To make a really long story short, I am gay but although gender’s a hugely strong factor for me, there are other equally strong or stronger ones. But there’s not a word for this, sad times.


  1. Sometimes I'm jealous that it's the other way around for guys and if a guy liked even one guy (and told people) he would be Gay Forever. I realize that's kind of a mean thing to be jealous of though.

    I think people also sort of mentally change queer to bisexual when you show any interest at all to someone not your own gender though, so it's kind of hard.

  2. Hm. I think this TV Tropes page might describe what you're talking about: http://tvtropes.org/pmwiki/pmwiki.php/Main/ptitles8ehi15xdv34

  3. drawknife I won't reexplain because you "liked"/smiled at my formspring answer about Skins, so you already know how I feel about lesbians sleeping with men on that show, but that is part of what spurred me to think about these things besides liking a boy. To recap, the way people talk in fandom is so incredibly like, "men are SO IMPORTANT that if you do stuff with men YOU HAVE TO BE STRONGLY ATTRACTED ENOUGH TO MEN THAT IT'S PART OF YOUR IDENTITY." If lesbians sleep with men they're not real lesbians. Whereas no one thinks Cassie is bi for sleeping with girls.

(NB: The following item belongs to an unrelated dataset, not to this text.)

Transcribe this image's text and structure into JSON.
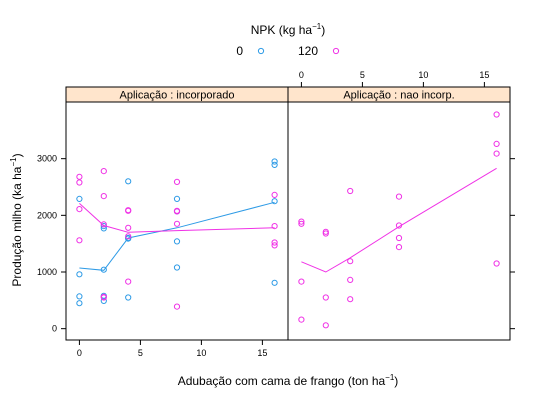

    I'm jealous of the importance that attraction to men is given, and don't feel mean about it. I mean it does suck if a straight guy likes one guy and then he's labeled as gay, but I feel like that's better than feeling like I have to be 100% gold star and throw up at the thought of kissing a guy, to show that I'm gay.

    Fiona that TV Trope would probably make sense, but I'm really biased because of the whole "lesbians just need the right guy" stereotype. Saying "I'm gay except for [whoever]" bugs me for the same reason as saying "I like this boy but he's an exception." It seems like it locates my attraction to a boy in something super-magic-awesome about the boy that gets past my gay*, instead of just acknowledging that there are situations where some lesbians would be attracted to a boy.

    *not that everyone I have a crush on isn't awesome.

  4. I had this deep, insightful comment that was all the more deep and insightful for getting eaten by Blogger.

    I'll just say that I hate that we feel this need to label our sexuality the way we do in this culture, and that I feel like I'm too gay to be straight and too straight to be properly bi, and that I'm probably a shithead.